Yes I know I am barely three months into being a bouncy lively 21 year old but when compared to an 18 year old... I pale in comparison.

Yes, sour grapes.

I wonder how I would be like when I hit 30?

Probably bent double with envy and a permanent sulk installed on my face.

Probably all dressed in somber colours like most of the working population in Singapore.

Or the working populations of the world for that matter.

Argh. *mind boggles as I try to comprehend myself in the working world*

Well, in the words of my English professor, "Well after your treatment you will feel like a new person!"

I don't want to feel like a new person... I want to be my old person. Or maybe the older me with less depressive episodes.
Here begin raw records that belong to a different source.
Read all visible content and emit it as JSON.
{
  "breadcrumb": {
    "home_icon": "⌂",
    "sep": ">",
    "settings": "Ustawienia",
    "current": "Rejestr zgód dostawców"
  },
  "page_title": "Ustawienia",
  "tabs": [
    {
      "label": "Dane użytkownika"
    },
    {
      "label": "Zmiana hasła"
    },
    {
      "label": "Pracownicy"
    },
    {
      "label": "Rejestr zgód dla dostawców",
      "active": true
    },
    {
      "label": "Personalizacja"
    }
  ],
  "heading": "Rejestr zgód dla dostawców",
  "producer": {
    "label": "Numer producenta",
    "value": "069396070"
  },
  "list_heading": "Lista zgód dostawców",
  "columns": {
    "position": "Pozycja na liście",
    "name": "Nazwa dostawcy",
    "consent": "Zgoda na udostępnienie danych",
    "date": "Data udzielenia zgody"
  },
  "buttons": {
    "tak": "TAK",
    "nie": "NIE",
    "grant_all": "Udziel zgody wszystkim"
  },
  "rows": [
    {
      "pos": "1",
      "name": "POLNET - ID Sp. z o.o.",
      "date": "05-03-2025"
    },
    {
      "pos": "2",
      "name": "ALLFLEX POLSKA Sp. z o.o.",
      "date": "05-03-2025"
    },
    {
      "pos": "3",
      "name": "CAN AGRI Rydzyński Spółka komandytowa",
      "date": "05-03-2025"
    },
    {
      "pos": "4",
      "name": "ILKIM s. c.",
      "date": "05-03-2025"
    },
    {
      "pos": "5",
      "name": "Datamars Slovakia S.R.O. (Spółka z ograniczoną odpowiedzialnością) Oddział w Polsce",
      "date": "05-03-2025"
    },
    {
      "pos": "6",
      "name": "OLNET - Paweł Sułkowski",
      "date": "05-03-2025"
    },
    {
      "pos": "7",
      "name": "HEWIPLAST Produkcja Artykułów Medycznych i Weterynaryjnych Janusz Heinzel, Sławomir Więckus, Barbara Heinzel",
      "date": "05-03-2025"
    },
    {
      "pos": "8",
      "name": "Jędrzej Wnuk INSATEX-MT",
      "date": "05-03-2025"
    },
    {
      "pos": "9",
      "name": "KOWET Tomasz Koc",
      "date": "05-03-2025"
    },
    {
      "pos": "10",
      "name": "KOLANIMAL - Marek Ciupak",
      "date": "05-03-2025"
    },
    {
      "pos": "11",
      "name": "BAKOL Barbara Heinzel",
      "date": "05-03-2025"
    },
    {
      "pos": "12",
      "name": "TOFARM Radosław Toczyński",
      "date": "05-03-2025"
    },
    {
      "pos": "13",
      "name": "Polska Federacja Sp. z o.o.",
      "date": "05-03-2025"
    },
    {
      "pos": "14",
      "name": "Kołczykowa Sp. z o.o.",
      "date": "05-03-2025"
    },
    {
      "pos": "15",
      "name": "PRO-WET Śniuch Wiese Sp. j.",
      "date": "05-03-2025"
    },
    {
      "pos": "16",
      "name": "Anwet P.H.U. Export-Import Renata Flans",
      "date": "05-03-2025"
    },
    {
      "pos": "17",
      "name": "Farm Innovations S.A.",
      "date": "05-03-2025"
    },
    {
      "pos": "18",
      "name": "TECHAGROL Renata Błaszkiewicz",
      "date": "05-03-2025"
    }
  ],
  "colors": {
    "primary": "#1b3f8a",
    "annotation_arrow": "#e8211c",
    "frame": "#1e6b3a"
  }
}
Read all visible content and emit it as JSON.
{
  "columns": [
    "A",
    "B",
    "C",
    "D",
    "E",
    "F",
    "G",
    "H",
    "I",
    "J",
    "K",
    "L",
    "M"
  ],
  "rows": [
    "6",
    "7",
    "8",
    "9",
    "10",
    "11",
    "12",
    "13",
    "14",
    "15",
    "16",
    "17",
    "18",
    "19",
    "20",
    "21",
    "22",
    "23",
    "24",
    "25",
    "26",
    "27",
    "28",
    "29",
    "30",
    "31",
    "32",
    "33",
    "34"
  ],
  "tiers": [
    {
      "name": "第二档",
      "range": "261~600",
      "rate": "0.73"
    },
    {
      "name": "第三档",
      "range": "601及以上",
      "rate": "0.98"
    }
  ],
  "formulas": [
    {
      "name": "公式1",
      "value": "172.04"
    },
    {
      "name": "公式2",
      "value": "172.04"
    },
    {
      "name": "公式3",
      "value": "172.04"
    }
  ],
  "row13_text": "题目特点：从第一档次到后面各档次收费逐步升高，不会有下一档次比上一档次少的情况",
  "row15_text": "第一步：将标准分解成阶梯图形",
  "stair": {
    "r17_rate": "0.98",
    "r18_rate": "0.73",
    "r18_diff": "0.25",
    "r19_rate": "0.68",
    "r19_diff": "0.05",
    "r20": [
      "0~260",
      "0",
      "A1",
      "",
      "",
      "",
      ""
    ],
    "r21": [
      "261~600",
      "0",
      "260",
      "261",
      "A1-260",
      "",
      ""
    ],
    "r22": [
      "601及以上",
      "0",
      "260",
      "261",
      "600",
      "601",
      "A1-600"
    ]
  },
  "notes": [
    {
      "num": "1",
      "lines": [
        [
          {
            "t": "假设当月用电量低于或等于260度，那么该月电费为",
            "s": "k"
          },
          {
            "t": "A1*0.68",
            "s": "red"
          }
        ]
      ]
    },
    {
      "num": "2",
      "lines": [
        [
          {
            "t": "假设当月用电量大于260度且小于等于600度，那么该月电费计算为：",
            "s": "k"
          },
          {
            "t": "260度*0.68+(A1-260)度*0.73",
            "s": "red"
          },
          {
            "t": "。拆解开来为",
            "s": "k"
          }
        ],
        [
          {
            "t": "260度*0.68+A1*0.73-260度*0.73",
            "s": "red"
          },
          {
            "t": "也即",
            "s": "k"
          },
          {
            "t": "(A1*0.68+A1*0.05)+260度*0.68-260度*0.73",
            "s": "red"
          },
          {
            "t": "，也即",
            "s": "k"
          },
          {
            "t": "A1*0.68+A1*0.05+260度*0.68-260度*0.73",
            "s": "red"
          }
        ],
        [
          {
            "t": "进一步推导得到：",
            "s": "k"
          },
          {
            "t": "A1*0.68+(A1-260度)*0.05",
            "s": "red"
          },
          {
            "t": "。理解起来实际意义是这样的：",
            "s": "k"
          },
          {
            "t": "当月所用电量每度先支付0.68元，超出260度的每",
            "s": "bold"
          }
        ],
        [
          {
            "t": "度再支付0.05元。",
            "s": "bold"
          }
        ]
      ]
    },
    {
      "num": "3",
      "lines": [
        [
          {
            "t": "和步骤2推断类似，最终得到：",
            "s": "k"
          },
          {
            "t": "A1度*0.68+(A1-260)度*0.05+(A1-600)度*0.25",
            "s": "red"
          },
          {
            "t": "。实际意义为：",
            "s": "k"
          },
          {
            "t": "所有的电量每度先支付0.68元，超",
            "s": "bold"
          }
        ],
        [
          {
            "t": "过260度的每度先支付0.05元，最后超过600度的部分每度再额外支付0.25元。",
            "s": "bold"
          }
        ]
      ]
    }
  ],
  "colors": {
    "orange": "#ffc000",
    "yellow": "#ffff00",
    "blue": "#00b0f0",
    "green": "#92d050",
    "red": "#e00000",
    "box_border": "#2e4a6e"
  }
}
Nah. I thrive too much on melancholy. Yes, drama queen me.

Well back to chirpy Chirpy.

Almost exactly like me. Or maybe exactly like me. Or maybe me when I am in my hyperactive mode.

Whatever. You get the idea. And when I look at her I get the twang of hurt that I was like that and now I am a whiny, tired, self indulgent bitch instead of a chirpy, carefree and overly frank person.

Okay, I think using my brain before I say anything is one good trait I have introduced in the whole fibre of my being.

Hmmmmmmm... my stomach is rumbling for some weird reason and it hurts to think. Ouch.

I don't make much sense again.

Like the remarks on my essay, "Good ideas but incoherent."

Sigh. Whatever happened to my fantastic grades?

I think I am sucked dry and am no longer a plump succulent grape.

Oh well, at least prunes are good for the bowel movements.

Heh and I just realised that the dried up version of grape is raisin, not prune.